Sallmutter: Grasser ist für die Republik nicht mehr tragbar

Gipfelsturm mit Veit-Schalle als Gipfel der politischen Schamlosigkeit

Wien (GPA/ÖGB). "Offenbar hat Minister Grasser aus der Kritik rund um den von der Industriellenvereinigung geförderten Verein nichts gelernt. Die dreiste Verteidigung der Postenvergabe in der ÖIAG, bei der laut Rechnungshof eindeutig Rechtsnormen missachtet wurden, und zuletzt der Gipfelsturm mit Vertretern großer Handelskonzerne und der darauf folgende Vorstoß in der Kronen-Zeitung für eine Sonntagsöffnung im Handel stellen einen neuen Gipfel der politischen Geschmacklosigkeit dar”, erklärt der Vorsitzende der Gewerkschaft der Privatangestellten (GPA), Hans Sallmutter. ++++

"Grasser unterliegt offenbar einem völligen falschen Amtsverständnis, wenn er seine Tätigkeit primär als eine des Lobbyismus für gesellschaftliche Minderheitenpositionen versteht. Als Minister, der aus Steuerngeldern bezahlt wird, hat er immer die Gesamtinteressen des Staates im Auge zu behalten und nicht die Extrempositionen einer, wenn auch finanzkräftigen Minderheit, wie etwa in der Frage der Sonntagsöffnung. Noch dazu ist Grasser als Finanzminister für diese Frage nicht einmal ressortzuständig. Nach der Affäre um seine von der Industrie finanzierten privaten Homepage fragt sich natürlich jede/r SteuerzahlerIn, was Grasser den VertreterInnen der Handelskonzerne politisch schuldig ist?”, so Sallmutter.
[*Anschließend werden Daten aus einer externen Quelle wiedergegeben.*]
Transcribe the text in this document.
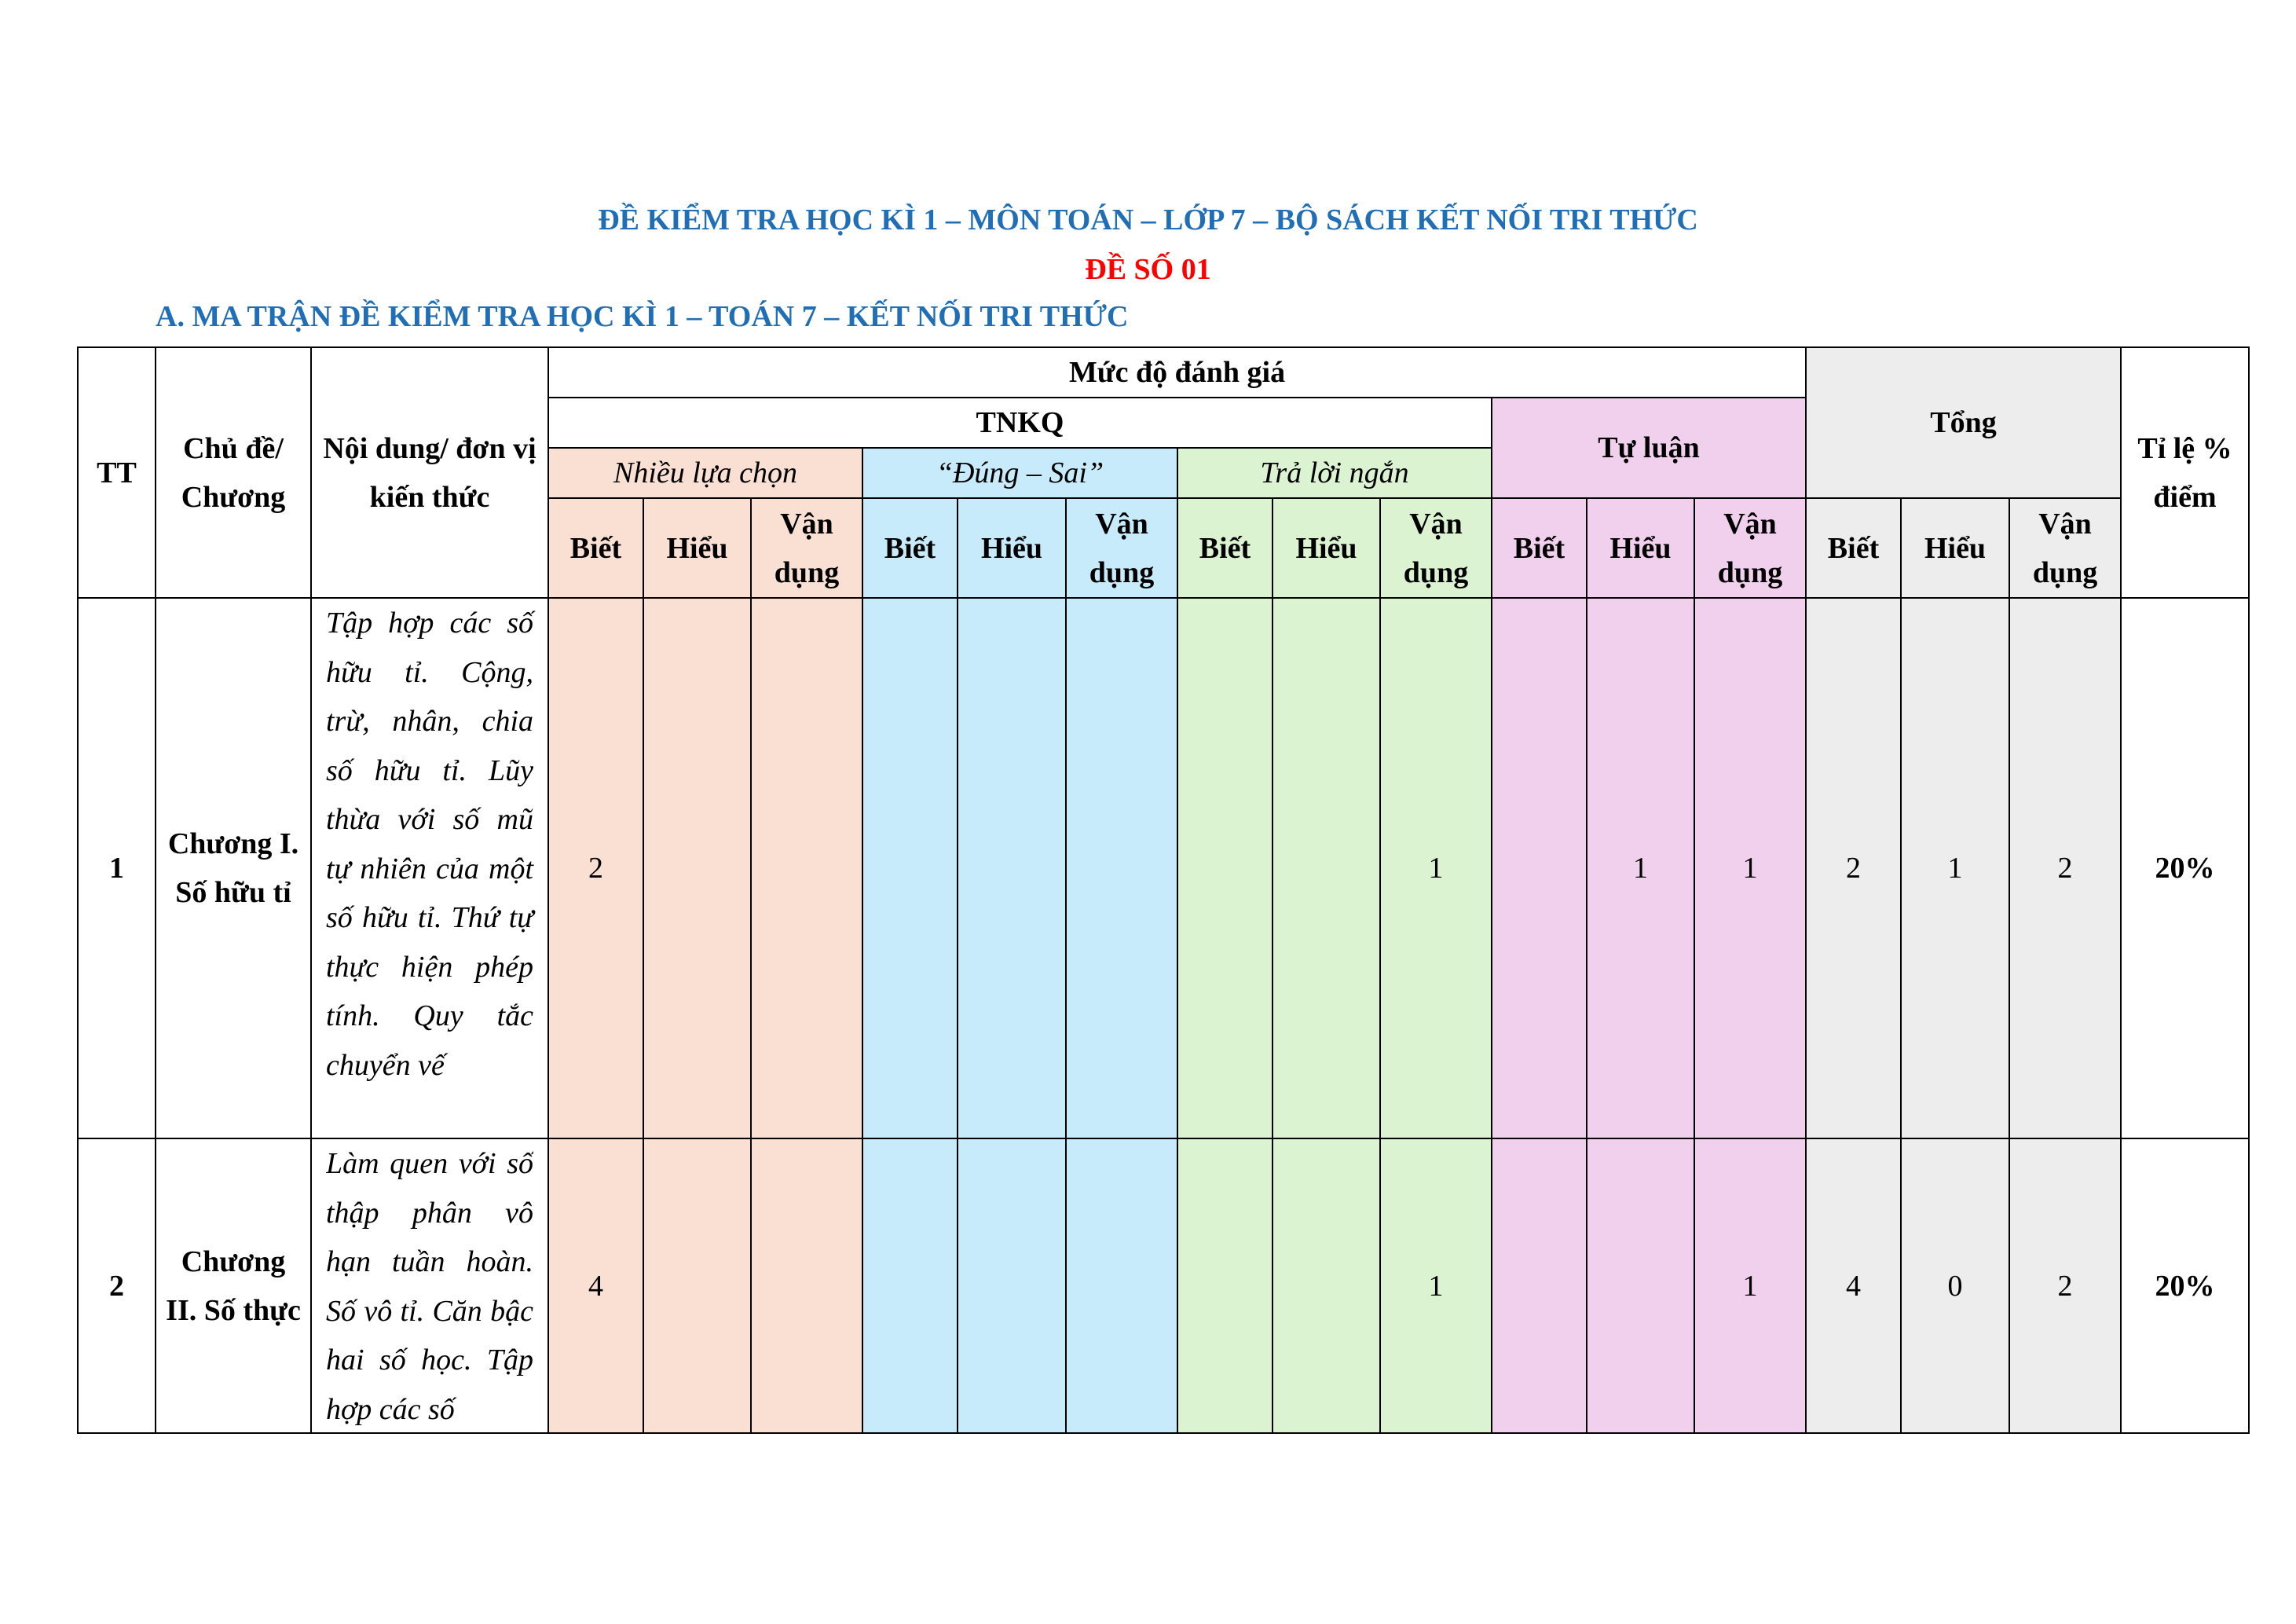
ĐỀ KIỂM TRA HỌC KÌ 1 – MÔN TOÁN – LỚP 7 – BỘ SÁCH KẾT NỐI TRI THỨC
ĐỀ SỐ 01
A. MA TRẬN ĐỀ KIỂM TRA HỌC KÌ 1 – TOÁN 7 – KẾT NỐI TRI THỨC
TT	Chủ đề/ Chương	Nội dung/ đơn vị kiến thức	Mức độ đánh giá												Tổng			Tỉ lệ % điểm
			TNKQ									Tự luận						
			Nhiều lựa chọn			“Đúng – Sai”			Trả lời ngắn									
			Biết	Hiểu	Vận dụng	Biết	Hiểu	Vận dụng	Biết	Hiểu	Vận dụng	Biết	Hiểu	Vận dụng	Biết	Hiểu	Vận dụng	
1	Chương I. Số hữu tỉ	Tập hợp các số hữu tỉ. Cộng, trừ, nhân, chia số hữu tỉ. Lũy thừa với số mũ tự nhiên của một số hữu tỉ. Thứ tự thực hiện phép tính. Quy tắc chuyển vế	2								1		1	1	2	1	2	20%
2	Chương II. Số thực	Làm quen với số thập phân vô hạn tuần hoàn. Số vô tỉ. Căn bậc hai số học. Tập hợp các số	4								1			1	4	0	2	20%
"Es ist ein Punkt erreicht, wo Bundeskanzler Schüssel aufgefordert ist, klärende Worte zu finden, um weiteren Schaden von der Republik abzuwenden. Immerhin ist der parteilose Finanzminister Karl Heinz Grasser eine Erfindung von Schüssel und es liegt in der Hand des Kanzlers, dem Treiben seines Finanzministers ein Ende zu machen”, schließt Sallmutter.